ダルビッシュがリハビリに取り組んだ施設「TMIスポーツメディシン」

インターリーグ レンジャーズ5―2パイレーツ

(5月28日 アーリントン)
 レンジャーズ・ダルビッシュの復活劇の陰には、トミー・ジョン手術からのリハビリプログラムに関して、最先端を行くレンジャーズのサポート態勢があった。

 アーリントン市内にある「TMIスポーツメディシン」は、チームドクターのキース・マイスター医師が運営するリハビリ施設で、建物だけで約600坪(約1980平方メートル)。週末以外は原則、この施設でリハビリに励んだダルビッシュは「米国でもトップレベルの施設。情報面でも常に外部から新しいものを取り入れ、しっかり精査して提供してくれた」と話す。

 幸か不幸か、レ軍は、ブレーブスと並んで最もトミー・ジョン手術を経験してきた球団の一つだった。ヘッドアスレチックトレーナーのケビン・ハーモン氏は、04年に招へいしたマイスター医師とともに研究を重ね、サポートシステムを築き上げた。球団の方針は、早く戻るのではなく、いかにベストの状態で戻るか。TMIでは、セラピスト・ディレクターのリーガン・ウォング氏がダルビッシュのリハビリを担当。ハーモン氏は「遠征中など、我々が見られない時も彼が付きっ切りで見てくれた」と話す。

 TMIはジムのほか、メジャー仕様のマウンド、ハイスピードカメラで投球フォームをチェックできる最新設備も完備している。キャッチボールは最初は60フィート(約18メートル)から開始。球速は50マイル(約80キロ)に設定し、力を入れすぎないようにスピードガンで計測した。そこから徐々に距離を延ばしていった。「僕はリーガン(ウォング氏)が提供する以上のことは絶対にやらないと決めていた。ウエートは人任せでは成長できないので自分でやったけど、肩肘は全部任せた」と、ダルビッシュは厚い信頼を口にする。

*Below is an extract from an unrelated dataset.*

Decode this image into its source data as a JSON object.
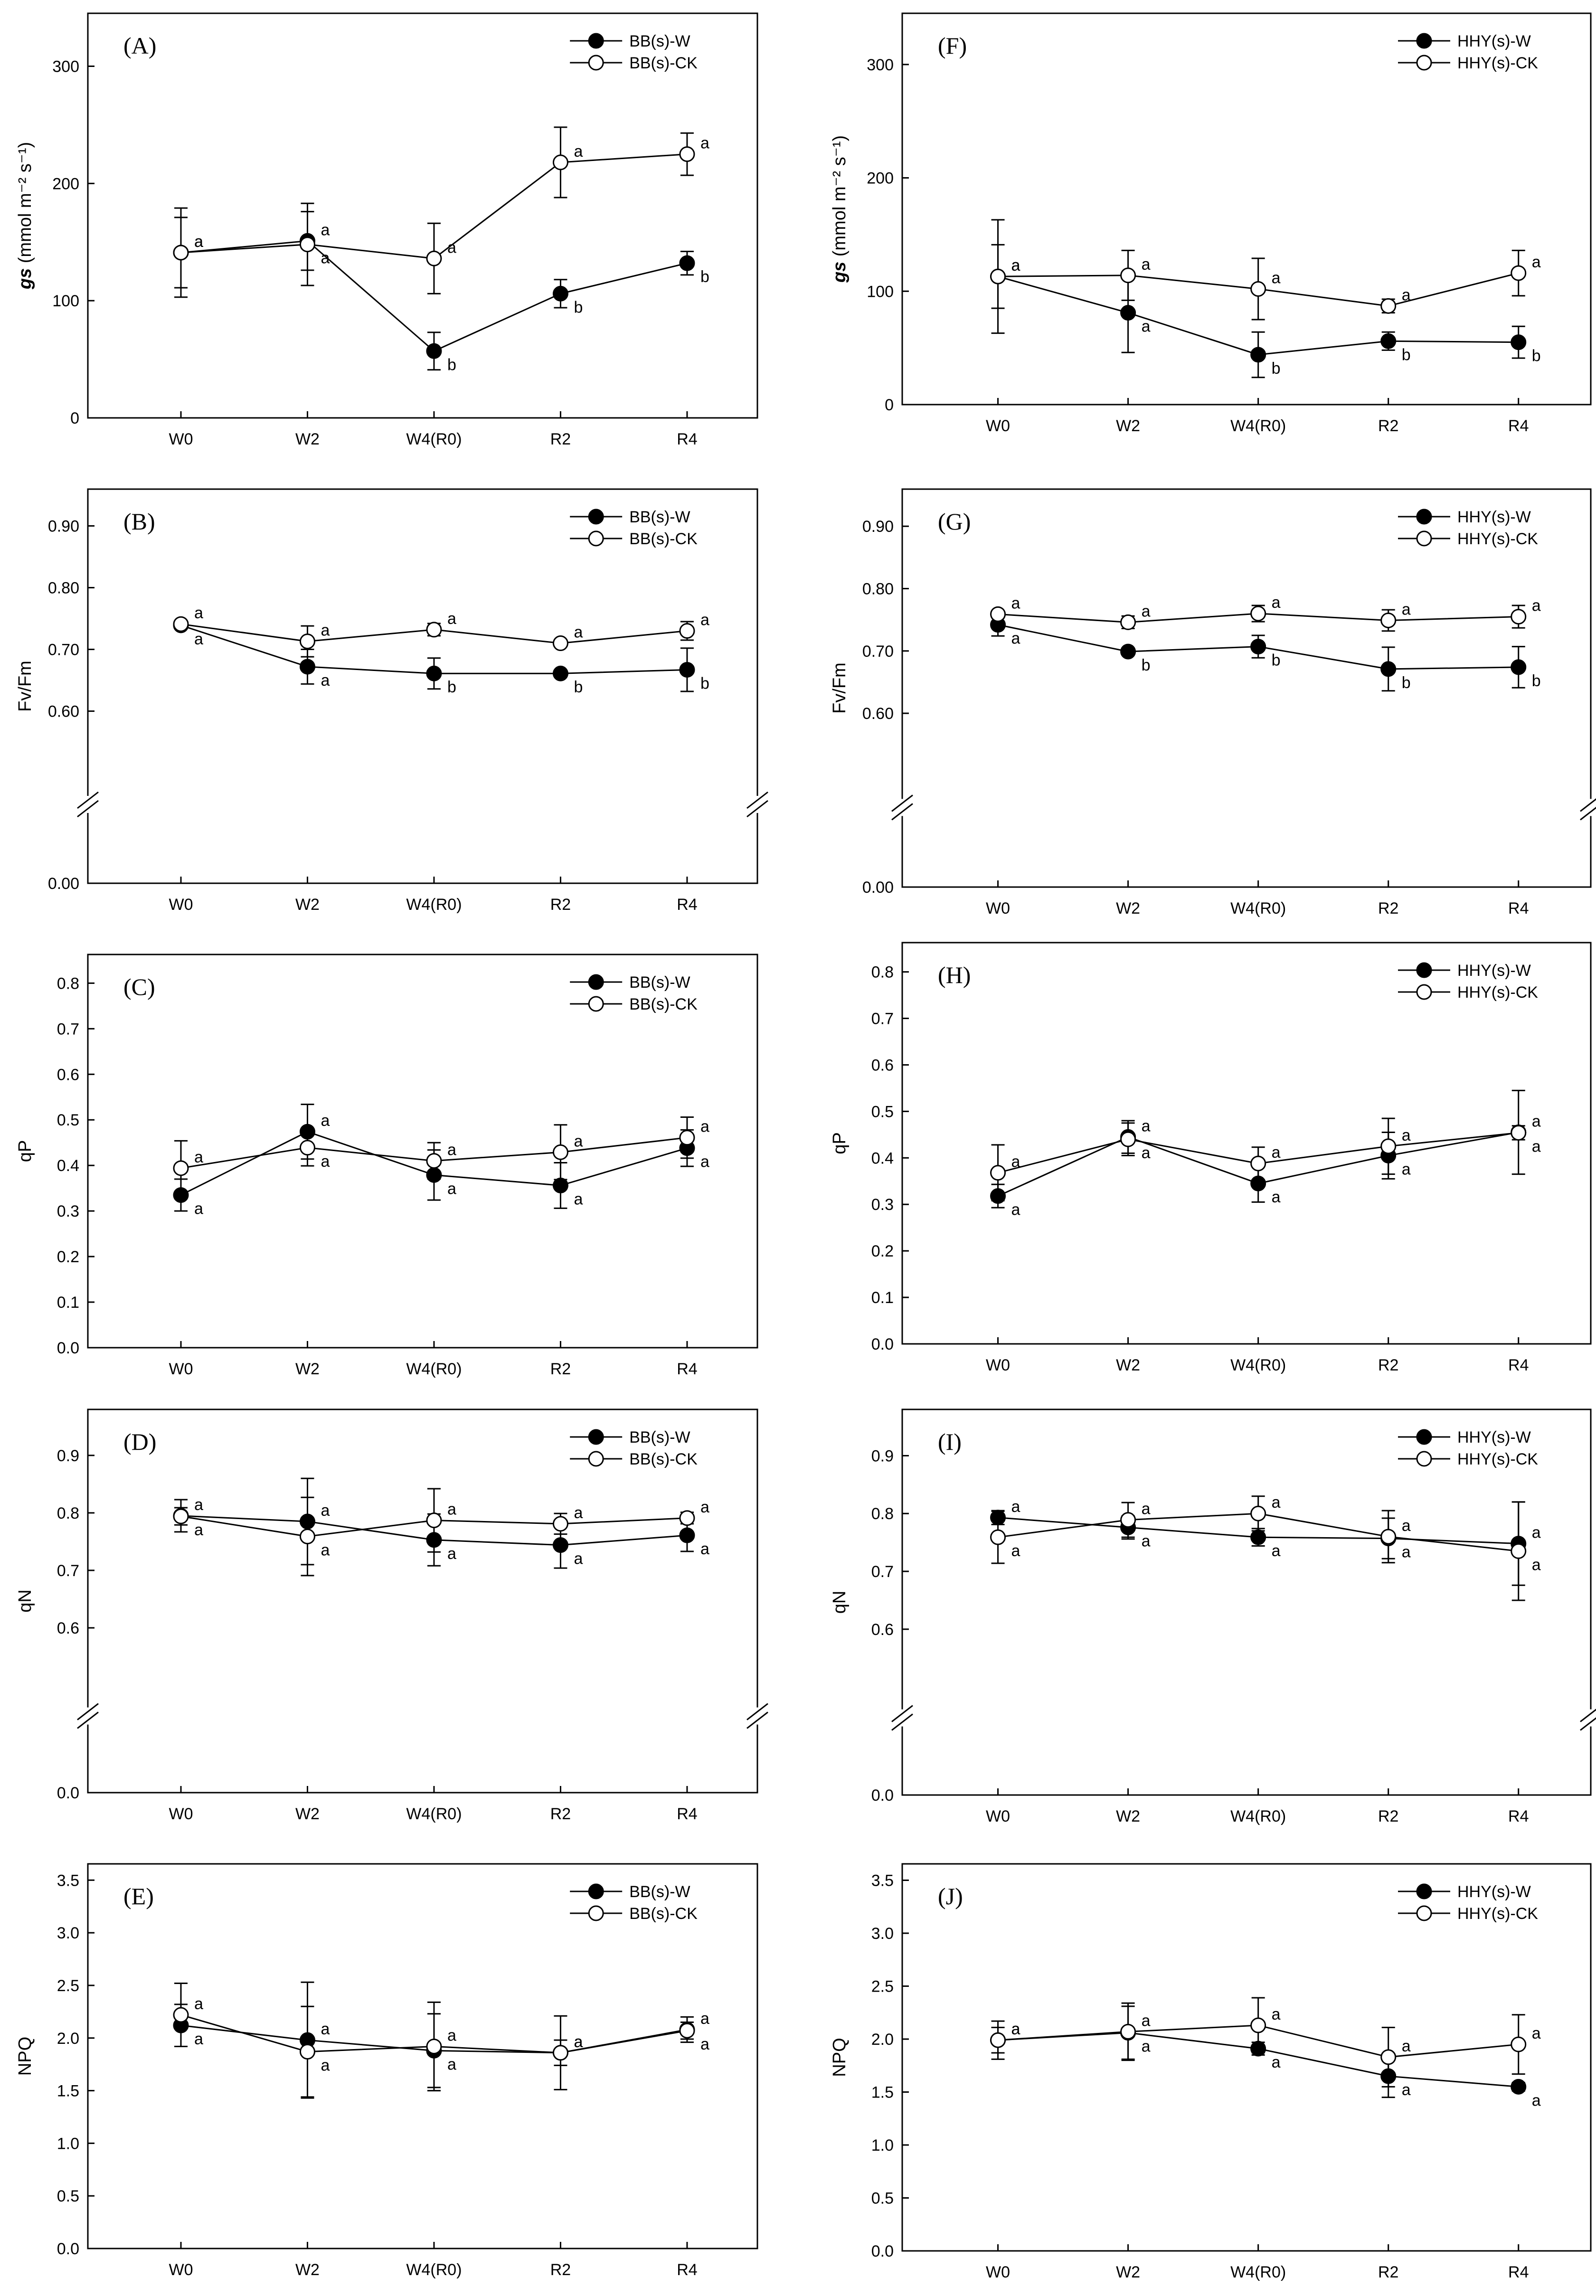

 リハビリ段階での失敗は投手生命を脅かしかねないが、最先端のノウハウを持ったレ軍のサポートチームの存在は大きかった。そして、何より本人の努力。ハーモン氏は「ユウは目的意識を持って、常にポジティブにリハビリに臨んでいた。いい状態で復帰してくれたことを、みんな喜んでいる」と笑顔で話した。